Ref.: MpoPr33-001
Apresentador: Arianne Aparecida da Silva
Autores (Instituição): da Silva, A.A.(Universidade de Estado do Rio de Janeiro); Graça, G.R.(Universidade do Estado do Rio de Janeiro); Gabriel, C.F.(Instituto Nacional de Tecnologia); Rocha, E.B.(Universidade do Estado do Rio de Janeiro); Sousa, A.F.(Universidade do Estado do Rio de Janeiro); Furtado, C.R.(Universidade de Estado do Rio de Janeiro); Carvalho, N.M.(Universidade do Estado do Rio de Janeiro);
Resumo:
Nitrile rubber (NBR) is a copolymer of butadiene and acrylonitrile resistant to water and non-polar solvents widely used in industry, mainly as sealing devices in the chemical and petrochemical industry. To have the desired elastic property, the rubber product must go through the process of forming three-dimensional bonds between the polymer chains, vulcanization. For the vulcanization process, some additives are needed in addition to rubber and among them are activators, which play an important role in increasing the vulcanization rate and cross-linking efficiency. Zinc oxide (ZnO), whose wide use as an activator in rubber vulcanization, has been criticized. Studies have been carried out with the aim of reducing the ZnO content since when found in specific concentrations it can present toxicity in water and soil, becoming an environmental problem.

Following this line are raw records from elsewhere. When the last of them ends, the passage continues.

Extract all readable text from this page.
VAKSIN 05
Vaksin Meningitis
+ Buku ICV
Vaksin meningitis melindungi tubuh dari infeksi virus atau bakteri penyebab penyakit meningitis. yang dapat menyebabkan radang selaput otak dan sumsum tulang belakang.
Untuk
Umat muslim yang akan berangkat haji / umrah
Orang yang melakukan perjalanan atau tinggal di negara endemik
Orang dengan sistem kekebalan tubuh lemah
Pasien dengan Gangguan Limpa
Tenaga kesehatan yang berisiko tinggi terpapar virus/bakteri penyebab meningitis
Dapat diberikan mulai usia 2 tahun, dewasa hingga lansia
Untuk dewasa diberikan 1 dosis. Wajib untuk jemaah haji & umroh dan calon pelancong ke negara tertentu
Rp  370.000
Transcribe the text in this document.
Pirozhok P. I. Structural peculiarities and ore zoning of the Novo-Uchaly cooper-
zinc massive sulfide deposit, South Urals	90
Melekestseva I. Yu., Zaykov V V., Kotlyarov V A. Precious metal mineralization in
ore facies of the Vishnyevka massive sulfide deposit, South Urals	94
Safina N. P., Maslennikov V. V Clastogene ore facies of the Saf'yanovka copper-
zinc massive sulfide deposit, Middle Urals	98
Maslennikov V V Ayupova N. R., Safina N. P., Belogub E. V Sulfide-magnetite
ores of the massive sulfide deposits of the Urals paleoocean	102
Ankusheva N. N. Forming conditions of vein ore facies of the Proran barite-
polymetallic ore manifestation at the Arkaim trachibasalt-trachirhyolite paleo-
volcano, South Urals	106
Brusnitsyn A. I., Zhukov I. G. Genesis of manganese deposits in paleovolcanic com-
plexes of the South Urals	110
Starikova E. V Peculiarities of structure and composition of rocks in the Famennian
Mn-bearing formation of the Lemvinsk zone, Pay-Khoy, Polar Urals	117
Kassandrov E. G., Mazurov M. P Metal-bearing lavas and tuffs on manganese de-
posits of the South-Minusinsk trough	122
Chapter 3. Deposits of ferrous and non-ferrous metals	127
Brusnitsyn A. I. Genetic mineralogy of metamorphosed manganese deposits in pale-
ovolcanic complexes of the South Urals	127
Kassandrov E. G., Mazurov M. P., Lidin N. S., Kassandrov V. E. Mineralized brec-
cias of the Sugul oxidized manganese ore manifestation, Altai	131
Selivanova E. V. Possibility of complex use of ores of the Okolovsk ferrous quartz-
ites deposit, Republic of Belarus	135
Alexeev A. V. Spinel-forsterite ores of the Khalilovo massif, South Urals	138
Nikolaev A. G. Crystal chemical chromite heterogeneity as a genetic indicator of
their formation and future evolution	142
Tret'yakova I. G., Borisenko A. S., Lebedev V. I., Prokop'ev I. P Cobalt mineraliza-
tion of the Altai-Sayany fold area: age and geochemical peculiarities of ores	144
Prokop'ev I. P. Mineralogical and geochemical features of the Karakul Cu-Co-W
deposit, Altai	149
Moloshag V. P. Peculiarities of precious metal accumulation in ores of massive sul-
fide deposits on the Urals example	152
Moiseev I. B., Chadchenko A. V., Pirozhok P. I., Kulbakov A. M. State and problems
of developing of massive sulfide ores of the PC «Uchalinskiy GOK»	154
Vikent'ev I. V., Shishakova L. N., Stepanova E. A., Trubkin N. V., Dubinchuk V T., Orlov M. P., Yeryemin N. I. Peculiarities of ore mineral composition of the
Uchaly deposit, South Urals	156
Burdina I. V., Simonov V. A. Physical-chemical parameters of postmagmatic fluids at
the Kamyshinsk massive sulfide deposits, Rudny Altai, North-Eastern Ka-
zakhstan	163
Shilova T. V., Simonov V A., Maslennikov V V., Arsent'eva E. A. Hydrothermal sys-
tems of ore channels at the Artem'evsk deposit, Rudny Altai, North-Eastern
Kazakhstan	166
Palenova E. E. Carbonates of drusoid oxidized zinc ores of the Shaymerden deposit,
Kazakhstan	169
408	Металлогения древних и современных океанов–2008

The objective of the work is to verify the technical feasibility of replacing ZnO with magnesium oxide (MgO) in the activation system of NBR compositions with 33% acrylonitrile and the influence of the substitution on rheometric properties, cross-link density and thermal analysis. The mixtures were made in the Haake RHEOMIX OS closed chamber mixer using the formulation and procedure described in the ASTM D3187 standard. The formulation consists of: NBR: 100phr, S: 1.5phr, and TBBS: 0.7phr. With varying levels of stearic acid: (1-3 phr), MgO: (0, 5 and 10phr) and ZnO: (0, 2.5 and 5phr), where phr is parts per hundred of the rubber. The samples were vulcanized in a TechPro MDPt oscillating cavity rheometer at five different temperatures: 160ºC, 165ºC, 170ºC, 175ºC and 180ºC, for 1 h in accordance with the ASTM D2084 standard. The cross-link density was determined based on swelling measurements in equilibrium solvent by applying the Flory-Rehner equation. The thermogravimetric analysis was carried out on TA Instruments equipment with a temperature range from 25°C to 600°C, in an N2 atmosphere and at a rate of 20°C/min. It was possible to observe that changes in activator levels affected the rubber properties. And in general, depending on the MgO content, it can be a viable substitute for ZnO.